As the holiday season hits full swing, a new COVID-19 Omicron variant has come knocking on the door, potentially disrupting plans for many.

The variant was discovered at the end of November, and researchers are still studying Omicron to understand better its transmissibility as well as the effect of vaccines on neutralizing the virus, according to the World Health Organization (WHO)Trusted Source.

Experts say the Omicron variant appears to spread far faster than other COVID variants. They remain unsure if it leads to less severe symptoms than other variants.

Despite the rise of the new variant, experts say it’s still possible to celebrate the holiday. But they stress that it is best to take safety measures to protect everyone’s health while enjoying holiday traditions.

Indoor gatherings or outdoor dinners: What works best with Omicron?

With Omicron, it’s best to take extra steps to keep social gatherings safe.

“The best policy is to limit the size of gatherings to the more immediate family, given the continued high rate of infection with COVID and the bump in infections after Thanksgiving,” said Dr. Carl Fichtenbaum, professor of clinical medicine and infectious disease specialist at the University of Cincinnati College of Medicine. “Regardless of whether this is Delta or Omicron, if people gather inside and eat, there’s going to be more transmission. Outside would be preferable but not feasible in many parts of the country.”

If you’re living in a cold climate and not excited about an outdoor gathering in freezing temperatures, Dr. Janice Johnston, family medicine specialist in Glendale, Arizona, and chief medical director and co-founder of Redirect Health, recommends keeping indoor gatherings to a small number of people and maintain social and physical distancing.

But Johnston said that if people are unvaccinated, you may want to bundle up and stay outdoors.

“If having your holiday dinner outside is an option, you may want to consider that, especially if you have family members that are at risk or unvaccinated,” she added.

According to Dr. Larry Blosser, family medicine physician and COVID-19 adviser to the Ohio Department of Health, said indoor settings can be safe “if precautions are taken.”

“Consider opening windows if possible. Make sure everyone who is attending is free of COVID symptoms or exposures to COVID-positive individuals. Consider asking everyone to do an at-home test the day of the meal to reduce potential exposure, and encourage everyone to get vaccinated,” he said. “That is still the most important tool we have to reduce exposure risk and spread.”

Can ‘at-home COVID test kits’ detect the variant?

In line with safety guidelines set by the Centers for Disease Control and Prevention (CDC)Trusted Source, millions of Americans gathering with families and friends this holiday should have the at-home test kits handy as a risk reduction measure.

The safety measure goes hand in hand with masking, vaccination, and social distancing. And it isn’t a substitution for any of the three. But as important as at-home test kits are, can they detect the Omicron variant?

“Yes, they do. At-home COVID test kits won’t tell you what variant you have, but they do detect all main forms of COVID,” said Dr. Kate Tulenko, physician, health systems expert, and CEO of Corvus Health in Alexandria, Virginia. “Keep in mind: At-home tests are less accurate than PCR tests and are more likely to give false positives and false negatives.”

There are cases where you may want to seek a PCR (polymerase chain reaction) test after taking an at-home test, Tulenko said.
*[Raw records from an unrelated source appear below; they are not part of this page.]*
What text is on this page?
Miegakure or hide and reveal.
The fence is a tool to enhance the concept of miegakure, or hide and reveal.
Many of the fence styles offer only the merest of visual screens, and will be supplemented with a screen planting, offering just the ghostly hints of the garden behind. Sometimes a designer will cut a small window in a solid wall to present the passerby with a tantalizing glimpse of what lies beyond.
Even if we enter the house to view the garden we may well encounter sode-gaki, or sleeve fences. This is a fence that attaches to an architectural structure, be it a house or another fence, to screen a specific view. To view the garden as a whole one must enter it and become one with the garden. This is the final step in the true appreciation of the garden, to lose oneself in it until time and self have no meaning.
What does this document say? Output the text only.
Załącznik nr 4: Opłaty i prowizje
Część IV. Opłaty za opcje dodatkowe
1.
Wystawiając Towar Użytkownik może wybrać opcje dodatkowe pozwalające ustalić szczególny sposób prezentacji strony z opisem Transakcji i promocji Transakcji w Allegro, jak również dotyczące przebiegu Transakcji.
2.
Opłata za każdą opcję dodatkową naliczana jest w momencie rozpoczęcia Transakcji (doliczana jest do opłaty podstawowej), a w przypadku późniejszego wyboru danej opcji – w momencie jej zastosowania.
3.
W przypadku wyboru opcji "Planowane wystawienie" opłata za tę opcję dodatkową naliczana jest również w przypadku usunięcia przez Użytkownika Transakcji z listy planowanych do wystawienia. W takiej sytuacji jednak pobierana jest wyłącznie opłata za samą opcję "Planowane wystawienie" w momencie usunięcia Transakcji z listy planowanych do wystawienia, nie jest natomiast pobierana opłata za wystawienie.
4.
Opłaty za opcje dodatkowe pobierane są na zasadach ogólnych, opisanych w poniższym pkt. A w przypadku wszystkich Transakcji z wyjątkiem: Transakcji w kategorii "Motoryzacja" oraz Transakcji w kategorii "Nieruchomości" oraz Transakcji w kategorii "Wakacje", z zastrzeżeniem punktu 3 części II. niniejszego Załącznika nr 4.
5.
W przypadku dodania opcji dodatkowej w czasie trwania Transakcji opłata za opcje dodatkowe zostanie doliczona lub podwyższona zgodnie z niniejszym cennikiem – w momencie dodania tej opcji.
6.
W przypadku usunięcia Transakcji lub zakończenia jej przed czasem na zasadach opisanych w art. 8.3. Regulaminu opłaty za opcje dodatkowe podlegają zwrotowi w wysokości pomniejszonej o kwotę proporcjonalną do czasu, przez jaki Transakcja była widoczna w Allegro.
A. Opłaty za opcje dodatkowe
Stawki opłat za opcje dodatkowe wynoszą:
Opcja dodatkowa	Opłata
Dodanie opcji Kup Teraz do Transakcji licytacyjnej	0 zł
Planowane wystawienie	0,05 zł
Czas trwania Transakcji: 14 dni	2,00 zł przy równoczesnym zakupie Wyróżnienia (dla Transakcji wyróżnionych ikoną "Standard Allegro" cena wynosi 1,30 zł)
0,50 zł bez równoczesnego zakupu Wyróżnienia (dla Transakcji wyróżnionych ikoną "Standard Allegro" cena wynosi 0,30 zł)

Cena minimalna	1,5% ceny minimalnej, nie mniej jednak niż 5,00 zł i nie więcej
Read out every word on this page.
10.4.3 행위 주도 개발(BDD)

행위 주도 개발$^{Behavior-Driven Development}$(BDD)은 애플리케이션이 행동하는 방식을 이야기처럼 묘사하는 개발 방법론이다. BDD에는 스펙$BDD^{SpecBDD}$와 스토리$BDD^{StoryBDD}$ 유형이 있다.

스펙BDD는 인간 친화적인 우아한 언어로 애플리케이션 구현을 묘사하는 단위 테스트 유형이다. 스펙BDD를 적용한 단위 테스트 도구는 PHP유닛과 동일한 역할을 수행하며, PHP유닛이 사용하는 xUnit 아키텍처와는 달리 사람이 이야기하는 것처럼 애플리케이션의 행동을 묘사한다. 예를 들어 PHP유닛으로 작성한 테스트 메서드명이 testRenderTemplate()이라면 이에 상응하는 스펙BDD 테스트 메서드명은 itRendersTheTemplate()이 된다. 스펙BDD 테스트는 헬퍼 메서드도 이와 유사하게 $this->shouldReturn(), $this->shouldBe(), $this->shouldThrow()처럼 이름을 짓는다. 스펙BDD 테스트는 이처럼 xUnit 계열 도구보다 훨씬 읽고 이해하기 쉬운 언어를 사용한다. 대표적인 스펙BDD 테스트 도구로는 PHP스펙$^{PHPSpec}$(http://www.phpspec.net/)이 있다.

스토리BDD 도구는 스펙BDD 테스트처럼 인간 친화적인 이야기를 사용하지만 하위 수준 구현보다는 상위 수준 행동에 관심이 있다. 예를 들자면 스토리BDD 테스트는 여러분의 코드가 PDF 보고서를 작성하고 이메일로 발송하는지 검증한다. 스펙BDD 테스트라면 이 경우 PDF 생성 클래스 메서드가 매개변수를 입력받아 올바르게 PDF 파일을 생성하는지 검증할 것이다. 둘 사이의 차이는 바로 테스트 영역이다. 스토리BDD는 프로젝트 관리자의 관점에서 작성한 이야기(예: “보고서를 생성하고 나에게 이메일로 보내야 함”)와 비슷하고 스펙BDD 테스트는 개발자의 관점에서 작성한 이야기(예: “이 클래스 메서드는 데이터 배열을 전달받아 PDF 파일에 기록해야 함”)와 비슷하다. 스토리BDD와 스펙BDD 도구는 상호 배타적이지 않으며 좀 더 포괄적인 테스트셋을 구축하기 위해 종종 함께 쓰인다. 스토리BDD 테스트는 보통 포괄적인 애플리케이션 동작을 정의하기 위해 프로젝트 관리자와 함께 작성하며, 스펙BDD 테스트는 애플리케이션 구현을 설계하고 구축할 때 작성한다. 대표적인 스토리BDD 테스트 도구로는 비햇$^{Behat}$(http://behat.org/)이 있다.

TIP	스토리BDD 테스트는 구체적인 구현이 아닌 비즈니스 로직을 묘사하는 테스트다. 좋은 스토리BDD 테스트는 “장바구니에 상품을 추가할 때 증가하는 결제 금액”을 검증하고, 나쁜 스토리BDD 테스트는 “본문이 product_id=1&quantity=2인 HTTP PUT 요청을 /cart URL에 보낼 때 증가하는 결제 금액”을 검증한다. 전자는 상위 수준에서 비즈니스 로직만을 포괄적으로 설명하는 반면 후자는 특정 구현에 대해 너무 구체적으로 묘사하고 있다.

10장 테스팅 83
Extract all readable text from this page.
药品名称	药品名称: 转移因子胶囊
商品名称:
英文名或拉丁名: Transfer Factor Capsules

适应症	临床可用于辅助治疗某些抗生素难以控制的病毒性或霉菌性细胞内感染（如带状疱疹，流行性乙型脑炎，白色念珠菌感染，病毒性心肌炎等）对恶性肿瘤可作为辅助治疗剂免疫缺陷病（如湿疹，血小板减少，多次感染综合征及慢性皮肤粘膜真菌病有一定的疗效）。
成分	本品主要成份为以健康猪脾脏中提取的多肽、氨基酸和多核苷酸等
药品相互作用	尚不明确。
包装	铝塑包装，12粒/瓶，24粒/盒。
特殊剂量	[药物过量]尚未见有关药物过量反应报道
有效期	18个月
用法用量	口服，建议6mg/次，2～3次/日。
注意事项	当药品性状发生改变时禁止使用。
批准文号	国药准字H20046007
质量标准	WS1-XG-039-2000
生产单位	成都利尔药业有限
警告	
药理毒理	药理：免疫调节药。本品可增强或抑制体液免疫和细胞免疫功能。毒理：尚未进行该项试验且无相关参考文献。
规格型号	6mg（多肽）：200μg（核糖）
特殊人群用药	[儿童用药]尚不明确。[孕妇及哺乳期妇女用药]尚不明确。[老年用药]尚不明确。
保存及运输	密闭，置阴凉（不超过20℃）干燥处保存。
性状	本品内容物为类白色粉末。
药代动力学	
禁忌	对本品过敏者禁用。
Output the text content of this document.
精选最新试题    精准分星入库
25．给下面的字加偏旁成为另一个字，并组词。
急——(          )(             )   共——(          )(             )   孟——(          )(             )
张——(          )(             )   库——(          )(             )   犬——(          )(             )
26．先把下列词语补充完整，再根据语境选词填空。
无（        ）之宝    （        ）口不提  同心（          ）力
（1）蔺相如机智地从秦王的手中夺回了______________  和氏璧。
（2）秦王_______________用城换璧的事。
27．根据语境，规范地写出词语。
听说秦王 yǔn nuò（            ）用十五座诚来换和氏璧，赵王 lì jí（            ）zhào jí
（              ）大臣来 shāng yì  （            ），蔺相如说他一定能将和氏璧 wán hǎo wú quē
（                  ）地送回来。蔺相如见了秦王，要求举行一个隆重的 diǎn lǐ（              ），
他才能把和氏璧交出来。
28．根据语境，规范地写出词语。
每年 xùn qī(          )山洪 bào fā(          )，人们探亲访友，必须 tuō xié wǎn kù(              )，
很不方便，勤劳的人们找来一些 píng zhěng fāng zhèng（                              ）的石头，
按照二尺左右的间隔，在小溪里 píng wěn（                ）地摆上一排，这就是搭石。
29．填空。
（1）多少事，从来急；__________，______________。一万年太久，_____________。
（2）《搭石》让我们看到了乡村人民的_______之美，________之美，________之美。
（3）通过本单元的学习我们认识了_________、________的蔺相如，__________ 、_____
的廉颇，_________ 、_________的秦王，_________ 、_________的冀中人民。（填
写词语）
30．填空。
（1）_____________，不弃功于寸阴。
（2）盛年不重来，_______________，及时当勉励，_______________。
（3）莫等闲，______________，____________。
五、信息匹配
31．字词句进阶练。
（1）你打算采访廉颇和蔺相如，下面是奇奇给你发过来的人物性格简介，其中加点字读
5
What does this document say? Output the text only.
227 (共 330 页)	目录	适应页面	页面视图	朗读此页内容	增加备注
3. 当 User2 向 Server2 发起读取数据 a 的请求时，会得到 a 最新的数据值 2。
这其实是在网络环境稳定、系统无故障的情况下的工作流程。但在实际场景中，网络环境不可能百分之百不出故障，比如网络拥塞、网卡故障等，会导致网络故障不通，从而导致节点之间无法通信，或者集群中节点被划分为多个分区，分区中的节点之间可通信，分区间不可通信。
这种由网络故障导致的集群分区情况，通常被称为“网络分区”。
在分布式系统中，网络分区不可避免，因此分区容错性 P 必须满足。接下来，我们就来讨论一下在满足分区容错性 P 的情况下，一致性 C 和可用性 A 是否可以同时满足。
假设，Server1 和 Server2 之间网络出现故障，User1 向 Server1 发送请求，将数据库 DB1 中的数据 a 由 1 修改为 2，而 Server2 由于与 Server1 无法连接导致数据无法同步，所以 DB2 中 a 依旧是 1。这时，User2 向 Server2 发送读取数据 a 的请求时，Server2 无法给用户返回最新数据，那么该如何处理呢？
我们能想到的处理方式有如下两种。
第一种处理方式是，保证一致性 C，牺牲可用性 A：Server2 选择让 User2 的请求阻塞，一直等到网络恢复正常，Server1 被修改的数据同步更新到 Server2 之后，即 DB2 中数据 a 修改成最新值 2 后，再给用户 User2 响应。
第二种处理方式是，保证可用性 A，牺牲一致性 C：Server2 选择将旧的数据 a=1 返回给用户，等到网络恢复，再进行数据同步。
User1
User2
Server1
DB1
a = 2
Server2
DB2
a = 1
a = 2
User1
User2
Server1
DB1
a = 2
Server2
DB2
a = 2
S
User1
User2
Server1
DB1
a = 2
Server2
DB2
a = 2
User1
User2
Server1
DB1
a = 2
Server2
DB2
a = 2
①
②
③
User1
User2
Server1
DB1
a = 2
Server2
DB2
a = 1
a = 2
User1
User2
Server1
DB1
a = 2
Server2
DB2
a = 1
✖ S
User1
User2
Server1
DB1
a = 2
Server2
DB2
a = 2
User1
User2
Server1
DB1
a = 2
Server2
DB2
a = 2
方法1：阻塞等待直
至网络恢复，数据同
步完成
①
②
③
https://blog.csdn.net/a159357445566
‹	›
“If you receive a positive result on an at-home test, you should get a PCR test to confirm. If you receive a negative result on an at-home test but are symptomatic or had significant exposure, you should consider a PCR test,” Tulenko explained.

Safety health tips for the holidays

Here are tips to follow for a safe holiday, according to the CDCTrusted Source:

  • Get vaccinated.
  • Pick outdoor gatherings over indoors (it’s safer outdoors).
  • Wear a mask if you are not fully vaccinated or coming in contact with others who are unvaccinated.
  • Get tested if you have COVID symptoms or have close contact with someone who has.
  • Avoid hosting or attending gatherings if you feel sick or have symptoms of COVID.
The bottom line

The best idea, Fichtenbaum said, is “a small gathering of people that are fully vaccinated, boosted if possible, and with no symptoms. Having big parties over the holiday indoors is likely to result in more infections.”

Dr. Charles Bailey, medical director of infection prevention at Providence Mission Hospital-Mission Viejo and Laguna Beach in California, said, “Even with full vaccination plus a booster, there remains the chance of COVID infection, although most likely a mild illness only.

“If you cannot accept even a small risk of likely mild illness, then you should avoid gatherings regardless of the makeup of the attendees,” he said.

Avoiding high-risk situations such as mass transit — plane, bus, train, large-scale events, and events with singing — can help people stay safe during holiday gatherings, Tulenko said. “As always, wear a mask when not actively eating and drinking, maintain social distance, practice good hand hygiene, and get vaccinated,” she added.

“A surgical mask or N95 type mask is more effective at filtration than a cloth mask or bandana,” said Johnston. “Check the current situation on where you are going to determine if cases are increasing significantly.”